Some countries just don’t get enough credit. You can read all the “must see” lists you like and you will seldom see a fabulous destination like Georgia mentioned. It has everything you could want though - scenery to make you gasp, an illuminating history, a cuisine to tell the world about, and that wonderful feeling of discovering somewhere that your friends have barely heard of. You can get a sense of just how under-visited it is from our interview with our local partner there. By the way, if you’re looking for the next big thing in wine, then the Georgian variety is hotly tipped - and rightly so.

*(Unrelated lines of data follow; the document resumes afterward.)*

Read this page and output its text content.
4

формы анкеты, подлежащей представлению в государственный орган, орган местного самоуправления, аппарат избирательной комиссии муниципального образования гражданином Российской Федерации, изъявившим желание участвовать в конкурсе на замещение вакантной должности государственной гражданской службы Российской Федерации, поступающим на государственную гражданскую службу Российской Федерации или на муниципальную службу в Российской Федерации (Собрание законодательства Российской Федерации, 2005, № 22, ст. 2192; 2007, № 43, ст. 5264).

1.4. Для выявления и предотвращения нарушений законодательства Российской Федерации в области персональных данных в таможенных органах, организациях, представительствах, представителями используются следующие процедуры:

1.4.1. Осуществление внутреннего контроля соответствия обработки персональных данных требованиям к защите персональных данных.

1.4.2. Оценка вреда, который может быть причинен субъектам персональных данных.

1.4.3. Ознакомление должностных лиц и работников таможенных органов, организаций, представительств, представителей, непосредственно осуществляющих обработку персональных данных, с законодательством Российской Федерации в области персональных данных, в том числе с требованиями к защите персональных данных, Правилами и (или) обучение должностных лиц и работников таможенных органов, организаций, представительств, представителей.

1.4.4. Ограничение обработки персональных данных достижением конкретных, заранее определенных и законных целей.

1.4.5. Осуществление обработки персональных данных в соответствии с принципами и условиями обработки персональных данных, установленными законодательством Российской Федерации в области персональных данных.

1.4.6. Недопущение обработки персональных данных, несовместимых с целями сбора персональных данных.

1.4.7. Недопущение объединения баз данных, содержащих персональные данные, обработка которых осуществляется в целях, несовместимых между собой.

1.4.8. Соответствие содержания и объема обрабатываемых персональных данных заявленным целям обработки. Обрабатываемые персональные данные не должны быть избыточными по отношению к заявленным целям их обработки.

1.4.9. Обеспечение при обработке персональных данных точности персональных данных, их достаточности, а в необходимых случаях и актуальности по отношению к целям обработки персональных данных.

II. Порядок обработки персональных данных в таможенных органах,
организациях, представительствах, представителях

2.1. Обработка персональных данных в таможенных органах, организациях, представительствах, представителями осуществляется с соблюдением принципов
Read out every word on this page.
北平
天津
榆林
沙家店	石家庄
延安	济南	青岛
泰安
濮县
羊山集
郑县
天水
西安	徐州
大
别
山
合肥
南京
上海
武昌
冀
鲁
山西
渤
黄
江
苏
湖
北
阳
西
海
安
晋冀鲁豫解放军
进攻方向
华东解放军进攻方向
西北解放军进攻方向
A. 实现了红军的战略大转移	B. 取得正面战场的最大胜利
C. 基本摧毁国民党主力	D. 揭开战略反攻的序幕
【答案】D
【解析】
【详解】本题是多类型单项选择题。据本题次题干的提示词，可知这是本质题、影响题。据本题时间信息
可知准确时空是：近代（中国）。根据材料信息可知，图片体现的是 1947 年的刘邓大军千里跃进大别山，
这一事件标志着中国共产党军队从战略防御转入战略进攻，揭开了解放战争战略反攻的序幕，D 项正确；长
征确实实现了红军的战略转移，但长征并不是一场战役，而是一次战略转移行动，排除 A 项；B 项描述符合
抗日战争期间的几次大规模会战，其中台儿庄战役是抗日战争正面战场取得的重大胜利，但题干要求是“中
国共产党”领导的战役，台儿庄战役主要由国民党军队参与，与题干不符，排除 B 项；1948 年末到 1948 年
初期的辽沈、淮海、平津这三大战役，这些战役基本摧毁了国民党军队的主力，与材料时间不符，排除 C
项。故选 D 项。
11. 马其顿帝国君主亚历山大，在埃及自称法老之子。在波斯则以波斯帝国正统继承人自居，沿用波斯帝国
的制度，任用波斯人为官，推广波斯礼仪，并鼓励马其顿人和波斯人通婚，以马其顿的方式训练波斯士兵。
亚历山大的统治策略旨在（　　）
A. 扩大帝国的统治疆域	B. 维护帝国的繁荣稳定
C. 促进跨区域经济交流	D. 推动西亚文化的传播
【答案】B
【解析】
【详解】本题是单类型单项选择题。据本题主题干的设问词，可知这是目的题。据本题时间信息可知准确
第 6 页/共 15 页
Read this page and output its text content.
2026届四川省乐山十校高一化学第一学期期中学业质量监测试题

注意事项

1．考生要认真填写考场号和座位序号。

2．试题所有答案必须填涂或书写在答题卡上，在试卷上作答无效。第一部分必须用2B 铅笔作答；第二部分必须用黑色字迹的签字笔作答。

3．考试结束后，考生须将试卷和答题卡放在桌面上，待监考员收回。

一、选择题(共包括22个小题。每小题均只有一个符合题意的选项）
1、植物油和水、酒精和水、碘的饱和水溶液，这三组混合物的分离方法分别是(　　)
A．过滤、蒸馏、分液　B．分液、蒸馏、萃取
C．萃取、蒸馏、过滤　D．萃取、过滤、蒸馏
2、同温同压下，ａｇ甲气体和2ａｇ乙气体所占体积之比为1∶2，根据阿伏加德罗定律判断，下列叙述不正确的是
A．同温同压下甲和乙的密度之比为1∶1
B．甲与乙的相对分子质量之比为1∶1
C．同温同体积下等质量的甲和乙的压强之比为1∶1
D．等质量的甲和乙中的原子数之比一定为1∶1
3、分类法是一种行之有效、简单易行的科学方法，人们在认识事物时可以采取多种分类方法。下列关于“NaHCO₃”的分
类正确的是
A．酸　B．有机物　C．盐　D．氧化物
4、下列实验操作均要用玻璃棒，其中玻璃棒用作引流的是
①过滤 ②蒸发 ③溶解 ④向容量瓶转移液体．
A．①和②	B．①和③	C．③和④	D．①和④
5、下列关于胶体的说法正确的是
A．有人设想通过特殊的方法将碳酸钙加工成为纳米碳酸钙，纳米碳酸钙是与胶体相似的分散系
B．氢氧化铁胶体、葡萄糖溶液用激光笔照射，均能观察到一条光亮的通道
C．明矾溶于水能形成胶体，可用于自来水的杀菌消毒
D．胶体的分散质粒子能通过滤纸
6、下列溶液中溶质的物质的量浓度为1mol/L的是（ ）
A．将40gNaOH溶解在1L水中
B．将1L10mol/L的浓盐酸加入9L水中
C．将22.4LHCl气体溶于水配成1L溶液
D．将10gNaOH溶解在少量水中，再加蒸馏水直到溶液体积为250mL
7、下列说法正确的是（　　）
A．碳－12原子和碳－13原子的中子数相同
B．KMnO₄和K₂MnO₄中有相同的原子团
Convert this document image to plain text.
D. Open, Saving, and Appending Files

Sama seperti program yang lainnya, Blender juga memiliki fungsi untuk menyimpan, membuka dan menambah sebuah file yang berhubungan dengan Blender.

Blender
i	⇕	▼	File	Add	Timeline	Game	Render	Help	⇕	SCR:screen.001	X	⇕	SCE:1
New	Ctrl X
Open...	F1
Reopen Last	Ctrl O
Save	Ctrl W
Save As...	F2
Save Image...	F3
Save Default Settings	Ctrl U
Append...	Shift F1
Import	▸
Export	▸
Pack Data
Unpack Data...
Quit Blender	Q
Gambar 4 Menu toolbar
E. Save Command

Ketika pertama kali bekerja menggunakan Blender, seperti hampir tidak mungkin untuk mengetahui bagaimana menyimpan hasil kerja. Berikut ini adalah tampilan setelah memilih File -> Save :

There are other countries that we think we know well, when really we only know one bit. Indonesia is a good example - everyone knows Bali, but this huge country has so much more than that. Little remarked upon is its food (I have fond memories of Nasi Goreng - the national dish). I can vouch personally for the taste and variety of Indonesia’s cuisine though, in the case of the durian, not the smell. See Tim’s food blog about the country to find out what Alfred Russell Wallace thought of it.
Coffee seems to be a running theme this month too. The coffee drinkers in our office talk of little else, especially at about 11 am each morning. I don’t share their enthusiasm for the drink but, much like tea, the plantations are often wonderful to visit. We have quite a few countries where you can do that - Colombia, Indonesia, Ethiopia and Guatemala are examples that spring to mind. For tea plantations I like the ones near Fort Portal in western Uganda - stunning in any light, but memorably so in a wispy morning mist, with the Rwenzoris as a backdrop.
Talking of the office - a reminder... Obviously Bristol, England, is a long way away from many of you (we now have customers in 23 countries around the world) but for anyone passing through please drop by and see us. We will buy you lunch in the giant yurt next door (no really) and you can meet the team here and tell us about your travel plans.
A quick thank you to Sarah and Dudley for inviting to me to their local village in the Cotswolds to give a talk about Iran. Everyone seemed to like it, especially this quote from the 13th Century Persian poet Rumi, which seemed to give everyone a very different idea of Iran from the modern media stereotype.
“I am so drunk
I have lost the way in
and the way out.
I have lost the earth, the moon, and the sky.
Don't put another cup of wine in my hand,
pour it in my mouth,
for I have lost the way to my mouth.”
Truly the world is surprising at every turn!